Sorry to hear about this. All I can suggest is keeping a very close eye on your financial affairs.
I really appreciate technology in a lot of ways but this is the ugly dark side. I was one of those people who never did any online banking or shopping for fear that I would have a problem eventually. Back around 2012/2013, I received a collection letter from eBay for charges that I knew nothing about. Great, my account was compromised, even though my actual account didn't show any charges. Then there was the Equifax, Home Depot and T-Mobile breaches. It was at this point I learned that no matter how careful I was with my info, all of these morons are storing my info and are unable to secure it. There is absolutely nothing anybody can do about it. With this being the case, I now make my life easier by doing almost everything online since I've lost any ability to safeguard my information anyway. As time has gone by, I have had 2-3 cases where I try to swipe my card and it gets declined only to find out I have yet again had my info compromised. I always check for skimmers and finally gave gave up on paying at the pump years ago. I won't even use an ATM anymore and deal directly with a teller every time I have business at the bank- it has gotten that bad. Fortunately, I have never been in a situation where I was responsible for the fraudulent charges and I have a few cards so I am never totally hosed when this happens although I am inconvenienced while I get everything resolved. That is the only positive I can think of- I've had to deal with this so many times, I am very good at getting it resolved quickl since I know the steps. File a police report and IDTheft.gov report, contact the merchant where the fraud occurred and the credit card company, send certified letters to the merchant with affidavit, police report, demand all records related to the fraudulent account and of course the all important FCRA 609(e) form. How sad is it that I know this?
Every couple years I have to put out fires. It has been quiet for awhile since I've frozen all of my credit reports but I did apply to a Credit Union a few months back that required me to thaw my credit reports. I thawed them for only 3 days and within 2 weeks of that, I received a debit card from a bank that I don't do business with. If that weren't messed up enough, I then found some information where the person whom requested this debit card had set up an online payment portal to obviously defraud people financially using my name and address.
The good news is that no new credit cards were issued in my name over those 3 days and I got the online payment portal shut down. The bad news is that somebody obviously has all of my info that allowed them to open an account that issued the debit card.
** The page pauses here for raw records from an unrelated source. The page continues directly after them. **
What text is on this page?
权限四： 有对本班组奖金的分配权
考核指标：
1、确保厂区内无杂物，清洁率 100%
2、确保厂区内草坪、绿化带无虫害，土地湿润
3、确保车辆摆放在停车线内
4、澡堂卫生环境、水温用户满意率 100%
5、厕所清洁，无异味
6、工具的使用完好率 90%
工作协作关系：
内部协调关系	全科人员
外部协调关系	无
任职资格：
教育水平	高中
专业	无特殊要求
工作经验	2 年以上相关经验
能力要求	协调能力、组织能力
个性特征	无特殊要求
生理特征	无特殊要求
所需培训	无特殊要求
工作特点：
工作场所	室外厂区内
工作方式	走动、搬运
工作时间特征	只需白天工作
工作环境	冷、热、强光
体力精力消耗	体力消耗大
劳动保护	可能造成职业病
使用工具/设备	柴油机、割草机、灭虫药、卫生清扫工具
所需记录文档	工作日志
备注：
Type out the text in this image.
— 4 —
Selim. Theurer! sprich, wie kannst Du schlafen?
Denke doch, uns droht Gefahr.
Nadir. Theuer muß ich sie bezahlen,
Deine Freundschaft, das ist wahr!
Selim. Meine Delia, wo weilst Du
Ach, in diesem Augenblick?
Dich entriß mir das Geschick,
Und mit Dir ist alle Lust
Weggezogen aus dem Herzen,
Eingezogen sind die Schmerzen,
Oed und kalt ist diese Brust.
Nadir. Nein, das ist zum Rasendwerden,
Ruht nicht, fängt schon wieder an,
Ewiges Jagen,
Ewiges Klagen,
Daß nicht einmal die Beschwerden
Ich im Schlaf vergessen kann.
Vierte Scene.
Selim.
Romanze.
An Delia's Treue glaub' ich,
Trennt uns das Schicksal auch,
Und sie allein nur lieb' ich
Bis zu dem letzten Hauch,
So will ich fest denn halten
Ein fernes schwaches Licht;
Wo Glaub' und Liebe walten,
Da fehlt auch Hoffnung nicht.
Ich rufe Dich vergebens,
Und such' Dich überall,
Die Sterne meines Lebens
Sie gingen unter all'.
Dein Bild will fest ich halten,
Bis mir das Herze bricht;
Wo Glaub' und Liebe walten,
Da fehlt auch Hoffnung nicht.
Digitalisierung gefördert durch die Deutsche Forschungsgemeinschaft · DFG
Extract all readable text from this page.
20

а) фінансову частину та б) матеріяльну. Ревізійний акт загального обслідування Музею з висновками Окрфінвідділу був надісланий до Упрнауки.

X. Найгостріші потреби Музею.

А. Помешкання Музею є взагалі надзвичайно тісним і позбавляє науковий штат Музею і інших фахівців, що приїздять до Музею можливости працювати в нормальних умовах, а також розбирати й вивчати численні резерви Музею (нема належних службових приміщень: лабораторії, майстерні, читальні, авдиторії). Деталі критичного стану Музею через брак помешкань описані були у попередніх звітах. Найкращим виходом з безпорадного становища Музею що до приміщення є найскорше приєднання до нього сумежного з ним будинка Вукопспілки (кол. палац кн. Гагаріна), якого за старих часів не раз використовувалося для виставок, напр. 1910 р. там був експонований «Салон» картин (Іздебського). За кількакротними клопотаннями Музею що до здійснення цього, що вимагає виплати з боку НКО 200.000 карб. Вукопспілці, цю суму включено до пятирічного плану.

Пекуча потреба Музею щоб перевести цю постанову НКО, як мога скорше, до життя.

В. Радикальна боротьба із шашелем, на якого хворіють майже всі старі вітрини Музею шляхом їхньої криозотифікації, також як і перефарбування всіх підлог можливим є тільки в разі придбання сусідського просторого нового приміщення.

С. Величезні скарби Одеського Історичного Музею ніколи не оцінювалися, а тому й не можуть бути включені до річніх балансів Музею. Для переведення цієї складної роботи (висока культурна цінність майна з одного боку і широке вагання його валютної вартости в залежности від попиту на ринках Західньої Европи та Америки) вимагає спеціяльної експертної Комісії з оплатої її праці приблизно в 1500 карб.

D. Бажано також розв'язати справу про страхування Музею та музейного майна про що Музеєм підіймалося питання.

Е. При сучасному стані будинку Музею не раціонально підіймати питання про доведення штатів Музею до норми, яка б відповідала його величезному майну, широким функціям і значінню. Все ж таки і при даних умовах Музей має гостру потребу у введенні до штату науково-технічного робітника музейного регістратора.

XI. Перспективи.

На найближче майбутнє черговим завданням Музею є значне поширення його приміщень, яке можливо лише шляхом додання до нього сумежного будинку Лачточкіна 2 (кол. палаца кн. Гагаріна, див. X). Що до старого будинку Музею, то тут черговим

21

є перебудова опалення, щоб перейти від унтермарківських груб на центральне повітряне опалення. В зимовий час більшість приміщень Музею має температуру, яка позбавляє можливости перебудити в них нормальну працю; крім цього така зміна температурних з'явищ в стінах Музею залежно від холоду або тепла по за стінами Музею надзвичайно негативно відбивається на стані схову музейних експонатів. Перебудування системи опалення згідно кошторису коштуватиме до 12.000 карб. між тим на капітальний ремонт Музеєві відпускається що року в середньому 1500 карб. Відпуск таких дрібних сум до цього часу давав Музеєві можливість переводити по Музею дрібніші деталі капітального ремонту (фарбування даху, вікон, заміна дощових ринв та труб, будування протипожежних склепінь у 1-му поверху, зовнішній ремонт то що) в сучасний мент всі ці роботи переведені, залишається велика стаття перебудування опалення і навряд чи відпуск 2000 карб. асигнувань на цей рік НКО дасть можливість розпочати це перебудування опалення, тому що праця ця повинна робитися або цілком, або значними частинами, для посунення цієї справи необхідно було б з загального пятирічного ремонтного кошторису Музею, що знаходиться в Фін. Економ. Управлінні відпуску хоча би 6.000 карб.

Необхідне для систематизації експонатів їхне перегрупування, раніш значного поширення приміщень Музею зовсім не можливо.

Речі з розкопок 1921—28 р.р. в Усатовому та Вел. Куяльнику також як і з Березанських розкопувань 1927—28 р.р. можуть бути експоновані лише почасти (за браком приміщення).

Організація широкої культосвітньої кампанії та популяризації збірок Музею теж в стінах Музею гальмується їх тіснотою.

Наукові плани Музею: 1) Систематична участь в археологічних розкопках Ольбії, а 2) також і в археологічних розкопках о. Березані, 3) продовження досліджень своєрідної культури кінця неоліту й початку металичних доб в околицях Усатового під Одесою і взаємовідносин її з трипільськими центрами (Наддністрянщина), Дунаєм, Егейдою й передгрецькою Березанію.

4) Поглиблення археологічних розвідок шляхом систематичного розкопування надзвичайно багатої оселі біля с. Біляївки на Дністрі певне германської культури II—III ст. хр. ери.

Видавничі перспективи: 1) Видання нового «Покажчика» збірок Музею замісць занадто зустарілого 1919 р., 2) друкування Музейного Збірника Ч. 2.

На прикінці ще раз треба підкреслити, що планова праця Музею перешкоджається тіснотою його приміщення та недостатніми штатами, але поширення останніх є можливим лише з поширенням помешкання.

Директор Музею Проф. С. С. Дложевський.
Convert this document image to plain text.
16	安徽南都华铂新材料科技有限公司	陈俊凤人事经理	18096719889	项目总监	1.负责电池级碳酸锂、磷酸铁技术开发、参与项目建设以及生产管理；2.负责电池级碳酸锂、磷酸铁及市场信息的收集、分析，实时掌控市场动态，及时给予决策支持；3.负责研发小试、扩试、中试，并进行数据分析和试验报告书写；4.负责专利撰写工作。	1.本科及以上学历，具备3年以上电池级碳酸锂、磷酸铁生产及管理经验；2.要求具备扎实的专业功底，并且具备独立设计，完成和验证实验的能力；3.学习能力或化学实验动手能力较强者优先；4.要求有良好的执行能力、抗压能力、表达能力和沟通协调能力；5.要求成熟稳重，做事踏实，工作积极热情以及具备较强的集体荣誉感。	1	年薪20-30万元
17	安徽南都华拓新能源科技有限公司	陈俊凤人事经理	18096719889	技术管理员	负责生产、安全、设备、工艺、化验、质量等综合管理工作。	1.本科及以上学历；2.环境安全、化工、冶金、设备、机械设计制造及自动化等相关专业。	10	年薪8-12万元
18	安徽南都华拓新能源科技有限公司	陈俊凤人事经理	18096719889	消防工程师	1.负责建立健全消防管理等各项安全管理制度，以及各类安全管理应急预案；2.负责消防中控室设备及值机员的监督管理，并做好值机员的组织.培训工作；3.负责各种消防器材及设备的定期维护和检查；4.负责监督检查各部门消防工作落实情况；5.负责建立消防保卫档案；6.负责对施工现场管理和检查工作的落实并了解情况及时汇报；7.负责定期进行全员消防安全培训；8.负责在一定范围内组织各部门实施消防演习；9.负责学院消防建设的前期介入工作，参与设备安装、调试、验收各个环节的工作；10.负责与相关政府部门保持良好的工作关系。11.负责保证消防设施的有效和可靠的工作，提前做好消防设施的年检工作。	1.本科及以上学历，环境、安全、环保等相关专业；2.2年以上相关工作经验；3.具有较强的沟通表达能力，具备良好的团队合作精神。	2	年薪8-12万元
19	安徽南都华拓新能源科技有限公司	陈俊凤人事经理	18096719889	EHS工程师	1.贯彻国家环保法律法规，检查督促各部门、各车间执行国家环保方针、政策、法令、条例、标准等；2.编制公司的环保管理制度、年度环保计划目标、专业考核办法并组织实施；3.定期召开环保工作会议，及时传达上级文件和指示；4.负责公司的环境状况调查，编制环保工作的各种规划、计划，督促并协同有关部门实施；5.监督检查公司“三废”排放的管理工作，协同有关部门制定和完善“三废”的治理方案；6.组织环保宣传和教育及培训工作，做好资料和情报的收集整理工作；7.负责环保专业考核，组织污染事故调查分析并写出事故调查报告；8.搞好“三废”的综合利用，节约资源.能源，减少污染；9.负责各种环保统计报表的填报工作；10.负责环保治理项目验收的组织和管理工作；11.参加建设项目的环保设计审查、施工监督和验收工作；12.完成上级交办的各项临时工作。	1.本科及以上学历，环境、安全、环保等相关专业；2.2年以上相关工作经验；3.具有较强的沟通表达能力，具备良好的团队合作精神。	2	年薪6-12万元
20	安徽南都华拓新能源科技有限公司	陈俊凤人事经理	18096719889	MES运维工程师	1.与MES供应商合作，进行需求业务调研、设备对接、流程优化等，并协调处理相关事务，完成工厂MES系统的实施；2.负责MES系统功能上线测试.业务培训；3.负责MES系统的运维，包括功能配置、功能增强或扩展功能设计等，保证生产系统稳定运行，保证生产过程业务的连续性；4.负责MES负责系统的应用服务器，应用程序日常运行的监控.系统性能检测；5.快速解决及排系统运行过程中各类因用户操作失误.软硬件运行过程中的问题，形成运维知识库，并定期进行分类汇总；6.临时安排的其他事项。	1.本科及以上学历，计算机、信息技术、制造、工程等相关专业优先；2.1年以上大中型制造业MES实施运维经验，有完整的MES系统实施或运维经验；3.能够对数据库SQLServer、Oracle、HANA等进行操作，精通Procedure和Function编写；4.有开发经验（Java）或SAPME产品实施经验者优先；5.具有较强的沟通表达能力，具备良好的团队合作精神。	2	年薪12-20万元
Since credit reports (Equifax, Experian, and TransUnion) aren't required to open bank accounts, cell phone accounts, accounts for utilities, or get medical care, car insurance, etc., I knew there must be other avenues that I haven't locked down yet. After communicating with the bank where the debit card was issued, it was confirmed that my SSN had to be given on the application to get the debit card. After this last scenario, I started plugging every hole I could find concerning my info online. As of today, you can Google my name and get nothing useful in return other than people with similar names. There was one particular website that I demanded info purged from that showed all of my personal info from 1989 on, every address, phone number and employers w/ annual income over the last 30 years. This website even showed the VIN numbers of my 2 current cars. Scary, especially since I don't remember anyone asking permission to have all of this information online for everyone to see. It's not like I was on the dark web when I found this website, these are websites that everyone can access for free.
This last issue was especially severe so I did some research and found that there was way more places and entities that I needed to contact to hopefully get this under control for the long term. The 3 credit reporting agencies are just the very tippy top of the rabbit hole.